2. Il ressort des pièces du dossier qu'à la suite de l'intervention du décret du 23 mars 2020, a été publiée sur un site gouvernemental, à l'adresse "https://www.gouvernement.fr/info-coronavirus ", l'indication selon laquelle il était interdit aux adultes, même seuls, de pratiquer le vélo pour les loisirs.

3. Les documents de portée générale émanant d'autorités publiques, matérialisés ou non, tels que les circulaires, instructions, recommandations, notes, présentations ou interprétations du droit positif peuvent être déférés au juge de l'excès de pouvoir lorsqu'ils sont susceptibles d'avoir des effets notables sur les droits ou la situation d'autres personnes que les agents chargés, le cas échéant, de les mettre en oeuvre.

4. Il résulte des termes mêmes de l'article 3 du décret du 23 mars 2020 cité ci-dessus que l'usage, pour un déplacement qu'il autorise, d'un moyen de déplacement particulier, notamment d'une bicyclette, ne saurait, à lui seul, caractériser une violation de l'interdiction qu'il édicte.

5. Il résulte de tout ce qui précède que M. A... est fondé à demander l'annulation de la décision de publier sur un site gouvernemental l'indication selon laquelle il était interdit aux adultes, même seuls, de pratiquer le vélo pour les loisirs, en tant que cette interdiction s'appliquait aux déplacements autorisés par l'article 3 du décret du 23 mars 2020, c'est-à-dire aux déplacements brefs, dans la limite d'une heure quotidienne et dans un rayon maximal d'un kilomètre autour du domicile.
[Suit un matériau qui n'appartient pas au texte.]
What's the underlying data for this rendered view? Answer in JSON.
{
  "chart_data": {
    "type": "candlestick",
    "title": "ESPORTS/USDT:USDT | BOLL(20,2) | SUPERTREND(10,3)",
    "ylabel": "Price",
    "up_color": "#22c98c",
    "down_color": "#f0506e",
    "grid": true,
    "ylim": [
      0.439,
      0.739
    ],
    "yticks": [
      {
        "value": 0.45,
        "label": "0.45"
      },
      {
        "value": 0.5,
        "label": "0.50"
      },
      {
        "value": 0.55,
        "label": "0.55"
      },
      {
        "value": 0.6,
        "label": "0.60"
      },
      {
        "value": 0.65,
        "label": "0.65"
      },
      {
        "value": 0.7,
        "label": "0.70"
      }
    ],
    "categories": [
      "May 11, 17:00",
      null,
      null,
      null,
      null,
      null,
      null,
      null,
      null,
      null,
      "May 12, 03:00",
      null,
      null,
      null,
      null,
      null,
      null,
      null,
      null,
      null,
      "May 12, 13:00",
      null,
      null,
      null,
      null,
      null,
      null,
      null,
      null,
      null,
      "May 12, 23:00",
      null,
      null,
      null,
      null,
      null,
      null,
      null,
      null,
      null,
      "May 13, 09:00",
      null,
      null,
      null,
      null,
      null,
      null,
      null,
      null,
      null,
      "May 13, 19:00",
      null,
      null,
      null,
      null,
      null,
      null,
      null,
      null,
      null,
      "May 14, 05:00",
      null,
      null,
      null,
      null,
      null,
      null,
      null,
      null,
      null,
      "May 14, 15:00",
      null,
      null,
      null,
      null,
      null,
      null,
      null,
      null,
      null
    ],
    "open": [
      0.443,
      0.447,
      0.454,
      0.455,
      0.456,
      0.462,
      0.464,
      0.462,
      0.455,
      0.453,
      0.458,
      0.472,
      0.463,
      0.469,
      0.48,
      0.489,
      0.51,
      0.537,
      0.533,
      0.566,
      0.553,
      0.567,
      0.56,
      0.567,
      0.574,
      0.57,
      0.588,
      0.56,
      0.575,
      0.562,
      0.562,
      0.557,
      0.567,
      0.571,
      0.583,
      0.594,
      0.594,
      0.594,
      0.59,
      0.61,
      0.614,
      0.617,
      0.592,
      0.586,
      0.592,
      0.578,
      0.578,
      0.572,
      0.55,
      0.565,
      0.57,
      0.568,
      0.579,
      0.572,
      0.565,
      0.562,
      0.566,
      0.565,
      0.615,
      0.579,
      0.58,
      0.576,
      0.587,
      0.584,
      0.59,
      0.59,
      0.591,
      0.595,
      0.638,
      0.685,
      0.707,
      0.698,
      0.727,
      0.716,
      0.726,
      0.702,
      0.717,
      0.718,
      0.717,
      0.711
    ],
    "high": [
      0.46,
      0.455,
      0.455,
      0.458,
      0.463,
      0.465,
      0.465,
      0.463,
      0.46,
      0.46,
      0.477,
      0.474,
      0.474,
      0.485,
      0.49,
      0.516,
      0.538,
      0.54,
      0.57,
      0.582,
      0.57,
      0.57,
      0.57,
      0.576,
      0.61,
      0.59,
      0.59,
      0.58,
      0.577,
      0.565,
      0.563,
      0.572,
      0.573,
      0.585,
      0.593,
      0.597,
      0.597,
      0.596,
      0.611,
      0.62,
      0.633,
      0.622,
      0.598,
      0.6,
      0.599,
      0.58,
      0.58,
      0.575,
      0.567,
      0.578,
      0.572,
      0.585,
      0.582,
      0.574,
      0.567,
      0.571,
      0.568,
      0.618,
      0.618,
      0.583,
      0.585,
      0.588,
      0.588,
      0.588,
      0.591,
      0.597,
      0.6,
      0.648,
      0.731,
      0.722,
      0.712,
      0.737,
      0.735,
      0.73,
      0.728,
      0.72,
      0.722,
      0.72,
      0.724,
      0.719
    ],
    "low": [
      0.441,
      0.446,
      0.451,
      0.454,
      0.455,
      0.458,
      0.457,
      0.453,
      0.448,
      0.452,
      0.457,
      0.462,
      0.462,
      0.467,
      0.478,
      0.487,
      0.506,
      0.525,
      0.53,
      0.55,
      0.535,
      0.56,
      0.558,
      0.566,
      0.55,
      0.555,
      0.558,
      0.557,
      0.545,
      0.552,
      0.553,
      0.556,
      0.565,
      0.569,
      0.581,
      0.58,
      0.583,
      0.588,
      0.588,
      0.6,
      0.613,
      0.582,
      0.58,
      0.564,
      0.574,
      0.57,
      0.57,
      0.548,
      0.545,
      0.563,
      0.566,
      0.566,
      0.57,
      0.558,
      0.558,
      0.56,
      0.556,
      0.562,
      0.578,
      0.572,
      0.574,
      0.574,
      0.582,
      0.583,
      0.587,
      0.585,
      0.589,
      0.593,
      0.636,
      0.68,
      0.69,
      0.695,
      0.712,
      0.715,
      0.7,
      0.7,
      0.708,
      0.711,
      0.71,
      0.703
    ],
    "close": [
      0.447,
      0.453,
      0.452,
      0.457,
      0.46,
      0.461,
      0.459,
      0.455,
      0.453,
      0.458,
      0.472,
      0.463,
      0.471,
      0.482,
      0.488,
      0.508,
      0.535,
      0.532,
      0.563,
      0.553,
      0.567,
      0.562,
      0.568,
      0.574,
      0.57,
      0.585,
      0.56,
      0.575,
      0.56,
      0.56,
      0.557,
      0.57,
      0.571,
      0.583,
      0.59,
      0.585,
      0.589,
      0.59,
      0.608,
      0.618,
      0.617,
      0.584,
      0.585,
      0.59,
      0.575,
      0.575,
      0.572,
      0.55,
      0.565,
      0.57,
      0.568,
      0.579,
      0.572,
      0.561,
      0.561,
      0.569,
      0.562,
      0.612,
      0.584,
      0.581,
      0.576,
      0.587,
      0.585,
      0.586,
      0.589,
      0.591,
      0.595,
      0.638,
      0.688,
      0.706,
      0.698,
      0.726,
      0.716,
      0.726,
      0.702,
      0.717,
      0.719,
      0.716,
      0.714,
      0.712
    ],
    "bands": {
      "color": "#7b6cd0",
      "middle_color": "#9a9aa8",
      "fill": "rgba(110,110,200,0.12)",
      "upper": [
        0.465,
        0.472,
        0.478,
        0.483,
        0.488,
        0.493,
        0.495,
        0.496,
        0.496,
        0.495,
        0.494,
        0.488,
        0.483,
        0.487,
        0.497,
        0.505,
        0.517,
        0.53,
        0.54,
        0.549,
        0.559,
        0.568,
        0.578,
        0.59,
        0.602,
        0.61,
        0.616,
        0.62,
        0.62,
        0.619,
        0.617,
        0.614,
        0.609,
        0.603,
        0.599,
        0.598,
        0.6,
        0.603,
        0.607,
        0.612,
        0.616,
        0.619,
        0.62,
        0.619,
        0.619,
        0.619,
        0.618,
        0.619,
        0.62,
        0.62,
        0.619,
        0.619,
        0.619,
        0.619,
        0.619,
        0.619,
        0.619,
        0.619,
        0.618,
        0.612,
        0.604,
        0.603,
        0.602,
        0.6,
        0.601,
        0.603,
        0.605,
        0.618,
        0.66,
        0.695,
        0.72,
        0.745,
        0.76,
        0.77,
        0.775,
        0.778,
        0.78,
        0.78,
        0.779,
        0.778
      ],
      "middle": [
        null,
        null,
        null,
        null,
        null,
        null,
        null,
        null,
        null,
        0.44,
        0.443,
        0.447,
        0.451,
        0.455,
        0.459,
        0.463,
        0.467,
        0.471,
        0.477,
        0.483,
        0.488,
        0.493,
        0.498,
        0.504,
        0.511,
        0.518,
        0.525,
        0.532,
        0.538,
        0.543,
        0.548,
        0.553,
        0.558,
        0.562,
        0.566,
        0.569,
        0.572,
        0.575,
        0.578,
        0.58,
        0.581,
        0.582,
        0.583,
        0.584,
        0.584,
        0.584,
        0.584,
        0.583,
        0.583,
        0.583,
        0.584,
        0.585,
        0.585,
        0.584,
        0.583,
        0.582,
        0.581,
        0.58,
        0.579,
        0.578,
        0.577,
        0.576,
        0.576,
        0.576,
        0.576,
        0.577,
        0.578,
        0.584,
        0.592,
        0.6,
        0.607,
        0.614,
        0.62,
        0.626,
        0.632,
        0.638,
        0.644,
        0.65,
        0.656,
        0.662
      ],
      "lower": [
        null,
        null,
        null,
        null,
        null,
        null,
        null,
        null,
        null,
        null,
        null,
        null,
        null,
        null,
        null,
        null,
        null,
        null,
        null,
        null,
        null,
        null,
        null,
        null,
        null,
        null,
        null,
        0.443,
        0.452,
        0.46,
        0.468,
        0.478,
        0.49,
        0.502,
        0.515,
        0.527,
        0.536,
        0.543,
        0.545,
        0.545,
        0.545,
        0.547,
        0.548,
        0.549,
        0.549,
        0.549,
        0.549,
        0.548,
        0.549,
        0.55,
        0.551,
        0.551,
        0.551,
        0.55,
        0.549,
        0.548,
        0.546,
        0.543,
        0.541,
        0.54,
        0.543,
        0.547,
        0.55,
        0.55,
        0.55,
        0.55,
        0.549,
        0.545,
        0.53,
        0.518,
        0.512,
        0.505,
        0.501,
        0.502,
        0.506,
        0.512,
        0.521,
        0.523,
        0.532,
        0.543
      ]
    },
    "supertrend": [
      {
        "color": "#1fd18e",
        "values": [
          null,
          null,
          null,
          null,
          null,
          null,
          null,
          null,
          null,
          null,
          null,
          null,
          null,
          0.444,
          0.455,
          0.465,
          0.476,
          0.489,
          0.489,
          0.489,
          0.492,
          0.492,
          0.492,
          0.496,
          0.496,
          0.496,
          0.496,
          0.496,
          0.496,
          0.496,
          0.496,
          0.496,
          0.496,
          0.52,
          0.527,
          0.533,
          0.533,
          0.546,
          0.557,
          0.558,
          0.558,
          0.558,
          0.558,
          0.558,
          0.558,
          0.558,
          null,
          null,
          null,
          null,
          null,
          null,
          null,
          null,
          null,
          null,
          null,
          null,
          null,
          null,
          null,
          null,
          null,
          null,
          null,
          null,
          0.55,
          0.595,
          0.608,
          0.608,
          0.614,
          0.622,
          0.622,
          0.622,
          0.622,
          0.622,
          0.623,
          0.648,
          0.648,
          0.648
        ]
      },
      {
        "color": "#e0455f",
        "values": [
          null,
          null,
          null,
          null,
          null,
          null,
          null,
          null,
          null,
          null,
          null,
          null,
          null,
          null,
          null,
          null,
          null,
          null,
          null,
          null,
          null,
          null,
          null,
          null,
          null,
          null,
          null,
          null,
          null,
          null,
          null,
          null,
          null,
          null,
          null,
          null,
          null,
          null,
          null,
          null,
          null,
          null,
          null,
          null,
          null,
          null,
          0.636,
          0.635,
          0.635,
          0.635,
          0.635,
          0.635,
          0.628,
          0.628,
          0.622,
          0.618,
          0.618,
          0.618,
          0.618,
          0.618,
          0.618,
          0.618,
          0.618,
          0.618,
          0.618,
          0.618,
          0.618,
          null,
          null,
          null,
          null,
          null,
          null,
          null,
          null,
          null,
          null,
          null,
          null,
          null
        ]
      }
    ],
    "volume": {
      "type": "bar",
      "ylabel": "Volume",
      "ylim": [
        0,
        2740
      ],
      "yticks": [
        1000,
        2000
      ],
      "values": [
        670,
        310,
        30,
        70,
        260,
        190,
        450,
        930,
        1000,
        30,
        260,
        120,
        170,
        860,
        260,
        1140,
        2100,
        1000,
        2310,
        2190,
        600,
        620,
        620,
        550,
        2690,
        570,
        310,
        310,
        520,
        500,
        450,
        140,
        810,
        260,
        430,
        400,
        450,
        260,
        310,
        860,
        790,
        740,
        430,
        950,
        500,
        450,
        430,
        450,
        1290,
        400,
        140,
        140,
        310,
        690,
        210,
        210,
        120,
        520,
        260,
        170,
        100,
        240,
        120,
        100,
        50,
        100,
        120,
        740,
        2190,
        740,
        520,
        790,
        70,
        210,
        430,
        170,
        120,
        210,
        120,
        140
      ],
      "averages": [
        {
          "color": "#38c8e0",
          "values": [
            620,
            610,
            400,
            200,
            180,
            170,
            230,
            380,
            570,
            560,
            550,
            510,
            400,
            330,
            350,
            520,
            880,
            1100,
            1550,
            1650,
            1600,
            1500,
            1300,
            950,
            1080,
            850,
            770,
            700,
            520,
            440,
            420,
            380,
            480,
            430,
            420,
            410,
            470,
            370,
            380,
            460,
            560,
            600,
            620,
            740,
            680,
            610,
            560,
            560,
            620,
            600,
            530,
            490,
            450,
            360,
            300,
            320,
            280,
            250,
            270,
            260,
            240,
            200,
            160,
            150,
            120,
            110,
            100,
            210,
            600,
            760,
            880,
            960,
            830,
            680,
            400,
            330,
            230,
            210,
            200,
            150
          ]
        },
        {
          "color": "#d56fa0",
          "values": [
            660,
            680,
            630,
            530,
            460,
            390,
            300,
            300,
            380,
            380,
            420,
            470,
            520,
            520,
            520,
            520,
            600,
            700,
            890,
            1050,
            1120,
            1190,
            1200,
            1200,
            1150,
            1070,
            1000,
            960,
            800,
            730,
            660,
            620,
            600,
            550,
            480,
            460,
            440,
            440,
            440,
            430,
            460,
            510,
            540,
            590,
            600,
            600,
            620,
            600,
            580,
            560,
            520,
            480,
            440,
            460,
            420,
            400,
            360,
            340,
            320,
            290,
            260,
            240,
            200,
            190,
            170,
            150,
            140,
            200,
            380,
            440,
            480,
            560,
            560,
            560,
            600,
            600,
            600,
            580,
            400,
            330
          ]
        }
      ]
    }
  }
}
Est sans incidence, eu égard à l'office du juge de l'excès de pouvoir, la circonstance que cette publication ait été supprimée au terme de quelques semaines. Il n'y a, en revanche, pas lieu, dans les circonstances de l'espèce, de faire droit à ses conclusions présentées au titre de l'article L. 761-1 du code de justice administrative.



D E C I D E :
----------------

Article 1er : La décision de publier sur un site gouvernemental, en mars 2020, l'indication selon laquelle il était interdit aux adultes, même seuls, de pratiquer le vélo pour les loisirs, est annulée en tant qu'elle s'appliquait aux déplacement autorisés par l'article 3 du décret du 23 mars 2020.
Article 2 : Le surplus des conclusions de la requête de M. A... est rejeté.
Article 3 : La présente décision sera notifiée à M. A... et au ministre des solidarités et de la santé.